A few days ago I was thinking about writing this story, but back then I didn’t have enough strong arguments. I wanted to explore this deeper, so I tried to publish a post in the only space that attaches me to Facebook right now, my professional page, and this is what I wanted to publish:

You can not say “I deleted my Facebook account”

Two failed attempts marked this post as “violating our community rules about spam”, a ridiculous argument to not recognize they don’t want you to “talk badly about them in their own home”. In short words, you can not say on Facebook that you’ve deleted your personal account, if you want, try it.

Getting deeper into this, I discover that Facebook’s definition of spam is something like “Artificially increasing content distribution to make money”, “requiring people to like, share or recommend content before they can view it” or “Pretending to be someone else”. In none of these three cases, my post can be cataloged as spam. Then Facebook is contradicting itself.

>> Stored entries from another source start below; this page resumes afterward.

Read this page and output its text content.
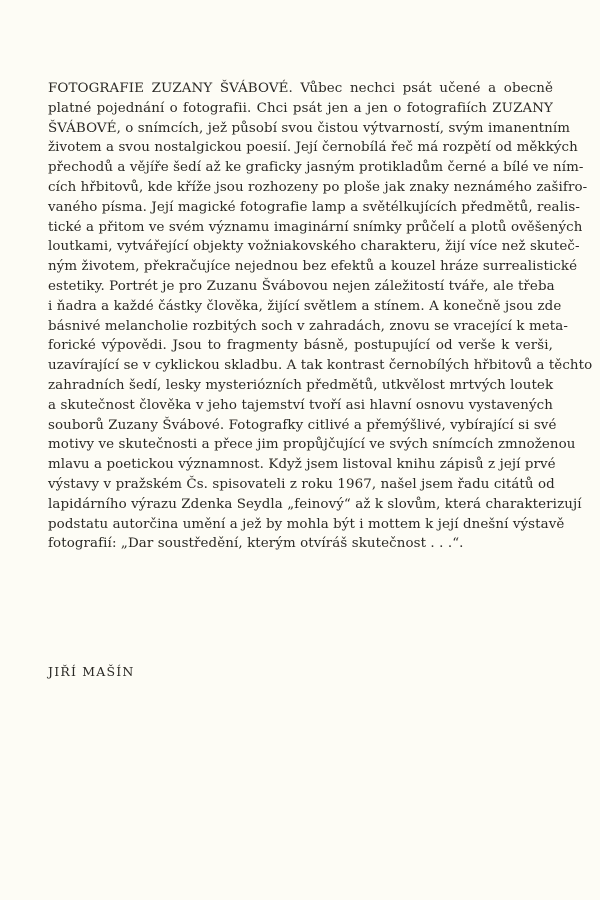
FOTOGRAFIE ZUZANY ŠVÁBOVÉ. Vůbec nechci psát učené a obecně
platné pojednání o fotografii. Chci psát jen a jen o fotografiích ZUZANY
ŠVÁBOVÉ, o snímcích, jež působí svou čistou výtvarností, svým imanentním
životem a svou nostalgickou poesií. Její černobílá řeč má rozpětí od měkkých
přechodů a vějíře šedí až ke graficky jasným protikladům černé a bílé ve ním-
cích hřbitovů, kde kříže jsou rozhozeny po ploše jak znaky neznámého zašifro-
vaného písma. Její magické fotografie lamp a světélkujících předmětů, realis-
tické a přitom ve svém významu imaginární snímky průčelí a plotů ověšených
loutkami, vytvářející objekty vožniakovského charakteru, žijí více než skuteč-
ným životem, překračujíce nejednou bez efektů a kouzel hráze surrealistické
estetiky. Portrét je pro Zuzanu Švábovou nejen záležitostí tváře, ale třeba
i ňadra a každé částky člověka, žijící světlem a stínem. A konečně jsou zde
básnivé melancholie rozbitých soch v zahradách, znovu se vracející k meta-
forické výpovědi. Jsou to fragmenty básně, postupující od verše k verši,
uzavírající se v cyklickou skladbu. A tak kontrast černobílých hřbitovů a těchto
zahradních šedí, lesky mysteriózních předmětů, utkvělost mrtvých loutek
a skutečnost člověka v jeho tajemství tvoří asi hlavní osnovu vystavených
souborů Zuzany Švábové. Fotografky citlivé a přemýšlivé, vybírající si své
motivy ve skutečnosti a přece jim propůjčující ve svých snímcích zmnoženou
mlavu a poetickou významnost. Když jsem listoval knihu zápisů z její prvé
výstavy v pražském Čs. spisovateli z roku 1967, našel jsem řadu citátů od
lapidárního výrazu Zdenka Seydla „feinový“ až k slovům, která charakterizují
podstatu autorčina umění a jež by mohla být i mottem k její dnešní výstavě
fotografií: „Dar soustředění, kterým otvíráš skutečnost . . .“.
JIŘÍ MAŠÍN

Facebook definition of spam

An important detail

To people like me, who are only interested in taking advantage of Facebook’s “professional side” -which is frankly dying in consequence of the algorithm that the social network is using to position publications-, we’re currently forced to have a personal account to manage our Facebook pages and I had to create a new one. I’m not using it -and I will not- in a personal manner, it doesn’t have a profile photo, nor friends, nor publications. It is simply a ghost account, and it is really a pain that we’re forced to do this. Years ago, you could simply have a Facebook page without the need to have a personal account to manage it, but they discovered this was not resulting and decided to limit this option.

The terrifying thing about this issue is that when I created the new account, Facebook was recommending the same friends that I had in the previous account, the same places, the same pages and groups, everything. Resuming: they know who I am, even if I delete my account and create another, they always have ways to know who I am and then, they can reproduce the exact same previous experience.

Why delete Facebook, then?

Trusted sources demonstrated that Facebook’s app sends to the company’s servers all of your call logs, SMS logs, sessions duration, and a lot of data about your devices and life. The app consumes too much battery, mobile data volume and is also invasive about sending you notifications to keep you engaged.

At this time, Facebook doesn’t have too much to give, just letting you scroll in an infinite feed of most worthless posts, memes, low professionalism, and only personal stuff. Low-value content that gives nothing to people that are concentrated on building innovative and useful products to make this world a better place. The Facebook company knows this and that’s why they want to join their products into one and create a new whole experience, we’ll see if they achieve it and under which terms and conditions.

In any case, don’t gift your life to a stranger, choose to give more value to your privacy, and don’t be another victim, you might be on time.